The Muse Connects

The community pueblo at Wupatki National Monument.

North of Flagstaff, Arizona, are the ruins of the Wupatki Pueblo. In the years between 1100 and 1182, a tribe of approximately 100 Native Americans lived there, in several buildings and a large, complex community room. Within a day’s walk, there were 1,000 other people from various clans. The stones that built the Pueblo are found on the ground in slabs. They are still there today. Their shape is smooth and regular, so stonemasons would not have needed to be hack them out of a quarry, just trim and place and mortar them into place. The walls look, after 900 years, fresh and even and modern.

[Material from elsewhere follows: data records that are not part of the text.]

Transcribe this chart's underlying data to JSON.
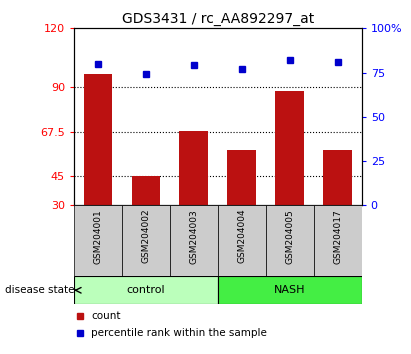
{
  "title": "GDS3431 / rc_AA892297_at",
  "samples": [
    "GSM204001",
    "GSM204002",
    "GSM204003",
    "GSM204004",
    "GSM204005",
    "GSM204017"
  ],
  "counts": [
    97,
    45,
    68,
    58,
    88,
    58
  ],
  "percentiles": [
    80,
    74,
    79,
    77,
    82,
    81
  ],
  "groups": [
    "control",
    "control",
    "control",
    "NASH",
    "NASH",
    "NASH"
  ],
  "ylim_left": [
    30,
    120
  ],
  "ylim_right": [
    0,
    100
  ],
  "yticks_left": [
    30,
    45,
    67.5,
    90,
    120
  ],
  "yticks_right": [
    0,
    25,
    50,
    75,
    100
  ],
  "ytick_labels_left": [
    "30",
    "45",
    "67.5",
    "90",
    "120"
  ],
  "ytick_labels_right": [
    "0",
    "25",
    "50",
    "75",
    "100%"
  ],
  "hlines": [
    45,
    67.5,
    90
  ],
  "bar_color": "#BB1111",
  "dot_color": "#0000CC",
  "control_color": "#BBFFBB",
  "nash_color": "#44EE44",
  "tick_area_color": "#CCCCCC",
  "legend_count": "count",
  "legend_pct": "percentile rank within the sample",
  "disease_state_label": "disease state",
  "control_label": "control",
  "nash_label": "NASH"
}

Wupatki Pueblo is in the high desert, and the climate today is harsh–hot in the day and cold at night. A hundred years before Wupatki was settled, Sunset Crater, a volcano about 10 miles away, erupted, spewing lava and ash for many miles. The ash helped keep moisture in the ground, and the box canyon on which the village is built collected water during rains. The climate may well have been milder, modified by the volcanic explosion. Although some of the buildings are built close to natural wind blocks–canyon walls and arroyos.

The Hopi believe that the lessons learned about living and tending animals, making peace and making war, are still there, taught by the spirits of the village population that died there.

I took a photograph of the community building, showing a wall through a window. I thought about life in that community, the hard work that had to happen every day. And I wondered how the tribes had avoided war for many years.

Collage: Black paper, painted with metallic inks, covered with Japanese washi paper, pierced. Words cut from a history book.

When I got back, and took the idea into the studio, I wanted to make a collage in light and dark, with spaces to see through and spaces that look onto a different view.

For me, found poetry–a gathering of random words into meaningful ones–is like hearing bits and pieces of an ancient conversation.
The poem reads:

It is no longer
good enough to cry
Peace!
We must
Act peace,
Live peace.

For me, the photo and the collage have striking emotional similarities–the look through an opening, the prayer for peace, and the realization that peace is work. It doesn’t just appear, it needs to be acted out and lived. Daily.

The muse brought one from the other. An entirely satisfying experience, all the way around.

Flagstaff is a “Dark Sky” city. No lights shine into the sky at night. Lights that work at night all shine down, toward the earth. At the Wupatki Pueblo, you can see a sky full of stars and the Milky Way, much like they were 900 years ago.

—Quinn McDonald believes she is standing at a point in time, on a road that has been traveled for many years. She has been here before.

12 thoughts on “The Muse Connects

  1. In the San Francisco bay area lights are (supposedly) required to try to shine only down because of the Lick observatory. It must work to some extent because the Lick is still a working observatory even though it’s pretty close to an urban area.

    Even better, of course, were the street lamps John Carter found when he went to Barsoom; they didn’t shine “up” at all: “The light waves leave the lamp, pass along a prescribed circuit and return to the lamp. There is no waste nor, strange this seemed to me, are there any dense shadows when lights are properly installed and adjusted, for the waves in passing around objects to return to the lamp, illuminate all sides of them.”

    • This is really interesting (everything you say is new or interesting to me), and Flagstaff does have the big observatory. As does Tucson, which is also a Dark City. It’s getting harder and harder to make that work. Even in my neighborhood, which has only one street light, everyone leaves spotlights on at night.

    • I’m not really pleased with it, but I know it will continue to evolve, and that’s the important point. Rainer Maria Rilke said “No emotion is final” and most artwork isn’t final at first pass, either!

  2. I wish all cities (and towns and villages and hamlets and even individual houses) would be Dark Sky! We waste so much light and energy with bad lighting design. The worst of the lot are commercial greenhouses: you can see their lights reflected on low hanging clouds for miles and miles away during autumn and winter. Just imagine what it is to drive by one in the dark! Darkness is not scary, no-one is able to see you in pitch-black (not even the lions hunt in a moonless, cloudy night). Brightness is not an indicator of safety, there is so much you can’t see in bad lighting.